How does Entity Extraction help e-Discovery?
Entity extraction is an AI technology that plays a critical role within the Technology Assisted Review (TAR) step to prepare raw ESI for review and identify relevant information:
- Identify sensitive information on the production side. Entity extraction can be used to identify privileged or sensitive information, which must be protected during the e-Discovery process. Sensitive information such as social security numbers must be redacted before ESI is made available for review. Entity extraction can recognize social security numbers, account numbers, and other sensitive information with very high accuracy and use this information to produce cleansed or redacted versions of those documents;
- Identify metadata-level information on the consumption side. ESI starts as raw data. If the raw data is more than a few hundred items, it should be turned into an indexed, fully searchable collection. ESI may come with metadata (e.g., to, from, and date information in email messages). This metadata can play an important part in identifying relevant data and providing evidence for a given case, but it is often not sufficient and may just not be available. Entity extraction can help identify relevant information to serve as or augment metadata and thus turn unstructured data into searchable information. In its most basic form, entity extraction is about automatically recognizing names of people, organizations, and places, time expressions, and various numeric expressions such as monetary amounts. Entity extraction can be used to augment any metadata associated with electronic documents to include key concepts such as the names of the companies and people mentioned in those documents. It is important to realize that entity extraction does not just identify known names. Its true power is to use linguistic context to identify previously unknown and unseen names, which may play a critical role in the legal case.

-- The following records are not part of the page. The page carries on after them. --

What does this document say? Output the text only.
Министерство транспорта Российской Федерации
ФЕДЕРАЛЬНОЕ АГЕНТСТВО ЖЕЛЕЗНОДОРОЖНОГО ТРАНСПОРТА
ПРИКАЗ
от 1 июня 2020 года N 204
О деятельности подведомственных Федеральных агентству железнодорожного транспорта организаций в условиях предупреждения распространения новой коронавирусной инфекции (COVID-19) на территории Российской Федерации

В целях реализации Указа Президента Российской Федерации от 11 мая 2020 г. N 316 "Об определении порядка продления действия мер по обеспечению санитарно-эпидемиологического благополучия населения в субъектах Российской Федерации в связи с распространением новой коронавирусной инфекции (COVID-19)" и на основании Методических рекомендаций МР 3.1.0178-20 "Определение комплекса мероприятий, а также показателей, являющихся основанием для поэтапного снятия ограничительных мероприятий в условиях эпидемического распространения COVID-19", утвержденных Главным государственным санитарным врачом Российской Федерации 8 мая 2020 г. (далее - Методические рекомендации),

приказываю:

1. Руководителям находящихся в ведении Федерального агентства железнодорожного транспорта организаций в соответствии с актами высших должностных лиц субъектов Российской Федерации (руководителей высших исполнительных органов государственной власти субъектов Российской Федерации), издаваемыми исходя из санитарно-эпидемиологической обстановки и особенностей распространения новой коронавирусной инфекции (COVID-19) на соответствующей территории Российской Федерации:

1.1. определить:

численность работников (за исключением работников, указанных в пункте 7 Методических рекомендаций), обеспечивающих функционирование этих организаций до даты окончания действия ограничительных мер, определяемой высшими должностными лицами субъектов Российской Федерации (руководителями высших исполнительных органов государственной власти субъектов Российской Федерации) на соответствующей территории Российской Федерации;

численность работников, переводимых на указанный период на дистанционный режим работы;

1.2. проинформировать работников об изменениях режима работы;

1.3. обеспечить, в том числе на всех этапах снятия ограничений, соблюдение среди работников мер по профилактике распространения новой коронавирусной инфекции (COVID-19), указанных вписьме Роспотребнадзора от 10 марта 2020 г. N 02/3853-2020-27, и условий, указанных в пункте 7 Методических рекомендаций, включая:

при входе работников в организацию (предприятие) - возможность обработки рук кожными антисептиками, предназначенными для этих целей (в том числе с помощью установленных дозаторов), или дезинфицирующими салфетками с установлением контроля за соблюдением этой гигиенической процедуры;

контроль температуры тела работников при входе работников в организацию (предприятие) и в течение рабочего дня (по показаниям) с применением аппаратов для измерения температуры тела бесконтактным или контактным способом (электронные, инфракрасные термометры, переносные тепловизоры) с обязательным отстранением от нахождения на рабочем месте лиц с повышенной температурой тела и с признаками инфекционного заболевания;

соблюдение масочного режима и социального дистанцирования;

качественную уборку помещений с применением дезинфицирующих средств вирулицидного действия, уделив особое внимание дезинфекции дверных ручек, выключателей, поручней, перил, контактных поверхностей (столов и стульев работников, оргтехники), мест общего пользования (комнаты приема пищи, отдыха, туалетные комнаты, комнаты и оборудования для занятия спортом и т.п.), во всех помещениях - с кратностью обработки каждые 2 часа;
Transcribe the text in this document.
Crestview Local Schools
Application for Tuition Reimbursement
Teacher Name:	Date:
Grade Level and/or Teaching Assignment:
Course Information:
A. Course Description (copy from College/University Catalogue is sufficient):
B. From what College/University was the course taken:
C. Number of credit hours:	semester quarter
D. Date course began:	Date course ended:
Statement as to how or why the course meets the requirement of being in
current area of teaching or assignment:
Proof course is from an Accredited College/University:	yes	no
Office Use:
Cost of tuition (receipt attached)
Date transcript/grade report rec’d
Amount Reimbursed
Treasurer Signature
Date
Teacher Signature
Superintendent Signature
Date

What Advanced Entity Extraction Capabilities are Useful for e-Discovery?
There are a number of ways in which advanced entity extraction capabilities offer a unique and critical advantage for e-Discovery:
- Relationship and event extraction. Relationship and event extraction not only identifies named entities with state-of-the-art accuracy but offers a unique and advanced capability to identify a broad range of relationships (e.g., person-kinship, person-associate, person-affiliation, organization-subsidiary, organization-owner), events (e.g., meetings, payments, travelling), and their participants out of the box. This relationship and event extraction capability allows for far more advanced analysis and insights beyond the simple links afforded by co-occurrence or analysis of the To/From/Cc fields from emails or other internal communications. Advanced entity extraction enables a deeper analysis of documents such as network link analysis to reveal clues critical to a given investigation.
- Customization. For specialized domains, entity extraction should be easily customized to extract additional concepts of interest for the domains (e.g., oil rigs for the oil industry).
- Name normalization. Entity extraction should be able to normalize names so that they can be more easily resolved and aggregated across documents to support semantic search, faceted search, and advanced analysis (e.g., timelines, charts).
- High throughput. Entity extraction should be engineered to handle high-volume processing of multiple different data sources, which is critical in investigations and legal proceedings where time is of essence.
- Ease of integration. Entity extraction should offer an API to support easy integration with existing workflow as well as with databases, document and content management systems, portals, and other sources of electronic content.
Summary
Advanced entity extraction provides an accurate, fast, and cost-effective way to identify and analyze electronically stored text content for e-Discovery, from named entities to advanced relationships and events.